The Story Exchange: Which “types” of entrepreneurs in terms of business focus or size should look into angel investing?
Any scalable business can be a candidate for angel investing. The starting size of the business is not necessarily what’s important. What is important is to have a vision for how you can on-board either big contracts or big blocks of new users in order to grow at a fast pace — and that you and your team can show that you have the ability to execute on that. Companies that are business-to-consumer and hope to grow by gaining one new client at a time are going to have hard time persuading angels that they can scale. Companies looking to raise money to gain users solely through paid advertising are also a tough sell, unless some other aspect of the business is extremely valuable. Businesses that are inherently tougher to scale, include certain types of service businesses, will have to think long and hard about whether angel investment is the right course. Scalability is key.
The Story Exchange: What are some of the biggest misconceptions entrepreneurs have about angel investors?
I wonder sometimes if there is a misconception that all angels are playing with monopoly money — that the outcomes won’t matter to us — which is simply not true. I’ve heard there’s the perception that we are mean or unapproachable. As with all people, this depends on the angel — and the ones I know are quite nice. And let’s not forget the fear that we want to take over your business. Whoa! Angel investors can influence an early-stage business, but the entrepreneur should be the one running the show. There has to be mutual trust or both sides are in for a headache.
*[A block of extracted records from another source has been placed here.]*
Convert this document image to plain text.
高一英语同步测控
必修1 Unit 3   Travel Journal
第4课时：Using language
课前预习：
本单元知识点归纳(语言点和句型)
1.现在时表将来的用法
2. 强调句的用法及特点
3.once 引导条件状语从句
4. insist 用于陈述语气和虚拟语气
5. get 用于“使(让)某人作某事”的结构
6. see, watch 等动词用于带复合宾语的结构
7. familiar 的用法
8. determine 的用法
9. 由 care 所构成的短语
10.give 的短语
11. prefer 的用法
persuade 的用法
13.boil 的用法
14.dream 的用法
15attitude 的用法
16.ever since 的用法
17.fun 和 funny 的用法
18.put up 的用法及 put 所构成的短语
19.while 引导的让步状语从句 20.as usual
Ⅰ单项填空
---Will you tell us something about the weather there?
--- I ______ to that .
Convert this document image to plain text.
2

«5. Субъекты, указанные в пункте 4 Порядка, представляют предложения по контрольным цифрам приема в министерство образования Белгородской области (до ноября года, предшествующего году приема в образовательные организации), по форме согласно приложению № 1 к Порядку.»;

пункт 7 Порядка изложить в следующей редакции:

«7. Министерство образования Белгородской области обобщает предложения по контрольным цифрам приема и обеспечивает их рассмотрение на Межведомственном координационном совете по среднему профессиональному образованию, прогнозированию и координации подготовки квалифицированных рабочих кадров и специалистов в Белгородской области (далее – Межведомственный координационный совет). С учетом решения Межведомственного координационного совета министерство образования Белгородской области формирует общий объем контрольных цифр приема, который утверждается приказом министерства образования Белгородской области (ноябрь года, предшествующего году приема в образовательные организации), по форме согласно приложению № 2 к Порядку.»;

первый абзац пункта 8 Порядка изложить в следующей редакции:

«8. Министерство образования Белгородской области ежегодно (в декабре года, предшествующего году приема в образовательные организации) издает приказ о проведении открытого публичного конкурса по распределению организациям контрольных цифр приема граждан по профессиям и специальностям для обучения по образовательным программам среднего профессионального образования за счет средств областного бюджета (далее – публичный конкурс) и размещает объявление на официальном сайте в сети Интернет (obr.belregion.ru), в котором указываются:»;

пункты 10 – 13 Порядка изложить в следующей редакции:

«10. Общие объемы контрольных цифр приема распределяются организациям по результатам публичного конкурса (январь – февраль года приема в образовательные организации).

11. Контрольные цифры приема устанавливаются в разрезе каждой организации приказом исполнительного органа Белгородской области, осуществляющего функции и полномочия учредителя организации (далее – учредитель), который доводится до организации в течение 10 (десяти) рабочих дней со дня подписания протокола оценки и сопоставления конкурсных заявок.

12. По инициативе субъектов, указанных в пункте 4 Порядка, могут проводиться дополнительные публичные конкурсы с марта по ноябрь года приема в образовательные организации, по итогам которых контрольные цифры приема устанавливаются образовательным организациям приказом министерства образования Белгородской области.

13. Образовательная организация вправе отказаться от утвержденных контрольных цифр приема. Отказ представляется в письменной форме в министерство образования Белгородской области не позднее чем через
There’s also sometimes this perception that getting funded requires some kind of Jedi mind trick — that, if you can just unlock some kind of secret code, you can get to the “pot of gold.” If you are talking to the right people, this should not be the case. Instead, they should be asking you good, tough questions. If you are able to answer them, it will get you funded and actually help you build a better company.
The Story Exchange: What can an entrepreneur do to improve her chances of scoring with an angel?
Focus first on building and presenting the value of your company, rather than on raising capital. Know your company’s numbers backwards and forwards. If you are a new venture and don’t have that many numbers to know, study what you have so far. When you get the opportunity to pitch, don’t send a cofounder or team member to pitch for you who is not empowered to answer key questions about the company. Either attend the pitch yourself or prep them fully. And know to whom you are pitching. Different angels and angel groups are looking for different things, so do your homework. Finally, be ready to bring value to the table. Inspire angels to take that chance with you.